I find very challenging and overwhelming the hurry at which the world is changing and how difficult is to stay up-to-date. When only two decades ago the difficulty was to find sources of information, the challenge today is to discern which of the almost infinite available information is relevant... To read, or not to read? The rapid advances in technology and computerization are leading to discoveries that a human brain could never dream to achieve. However, from a scientists point of view (as a worker) the high costs associated represent a challenge for competition, as not every lab can afford such sophistication.
In addition, the current hyper-competition in the research environment can impact on creativity, by making us scientists (particularly young ones with uncertain futures) to sometimes shift our focus and strengths towards satisfying the rules of the competition (i.e. REF, impact factors, funds raised, and other KPIs) and relegating to a secondary priority the progress on scientific knowledge and translation into medical advances. A difficult task to solve though.
I would recommend young scientists carefully assess their own motivations, desires and ambitions as individuals and make sure they have chosen the right place to achieve them.

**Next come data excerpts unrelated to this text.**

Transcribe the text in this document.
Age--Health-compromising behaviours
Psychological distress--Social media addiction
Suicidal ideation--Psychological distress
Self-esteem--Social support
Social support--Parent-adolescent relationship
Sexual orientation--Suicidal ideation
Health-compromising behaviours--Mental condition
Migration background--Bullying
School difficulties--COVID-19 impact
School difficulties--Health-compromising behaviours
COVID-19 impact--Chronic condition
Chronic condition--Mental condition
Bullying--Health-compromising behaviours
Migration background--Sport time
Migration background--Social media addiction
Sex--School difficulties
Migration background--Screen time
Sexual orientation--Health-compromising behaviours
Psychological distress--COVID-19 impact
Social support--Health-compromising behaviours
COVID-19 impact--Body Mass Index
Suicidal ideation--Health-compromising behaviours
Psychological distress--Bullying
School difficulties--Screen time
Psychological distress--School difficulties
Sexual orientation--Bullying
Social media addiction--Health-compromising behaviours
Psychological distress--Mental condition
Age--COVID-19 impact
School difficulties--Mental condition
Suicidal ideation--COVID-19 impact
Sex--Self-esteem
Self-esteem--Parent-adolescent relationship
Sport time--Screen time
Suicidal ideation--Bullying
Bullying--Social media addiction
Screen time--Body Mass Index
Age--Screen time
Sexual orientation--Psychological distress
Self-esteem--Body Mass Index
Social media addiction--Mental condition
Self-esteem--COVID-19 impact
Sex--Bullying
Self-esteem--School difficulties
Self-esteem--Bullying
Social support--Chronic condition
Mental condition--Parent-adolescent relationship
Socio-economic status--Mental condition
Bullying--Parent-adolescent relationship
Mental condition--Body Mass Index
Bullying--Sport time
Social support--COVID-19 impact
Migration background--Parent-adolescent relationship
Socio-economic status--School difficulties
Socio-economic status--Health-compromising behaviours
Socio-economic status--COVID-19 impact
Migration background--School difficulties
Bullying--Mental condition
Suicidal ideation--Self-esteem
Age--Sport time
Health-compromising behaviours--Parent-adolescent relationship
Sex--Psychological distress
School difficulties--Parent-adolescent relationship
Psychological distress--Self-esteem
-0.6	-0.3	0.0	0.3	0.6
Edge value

And every now and then, to assess if all their hard work, extra hours and personal efforts are leading them towards achieving their own desires and ambitions… instead of someone else’s.
I would tell new scientists to follow the reasons why one day, they decided to be scientists and lead their careers/lives according to themselves, and not to get too obsessed by the “pre-made” career paths that we are asked to follow nowadays, according to what the system dictates... be more creative than that!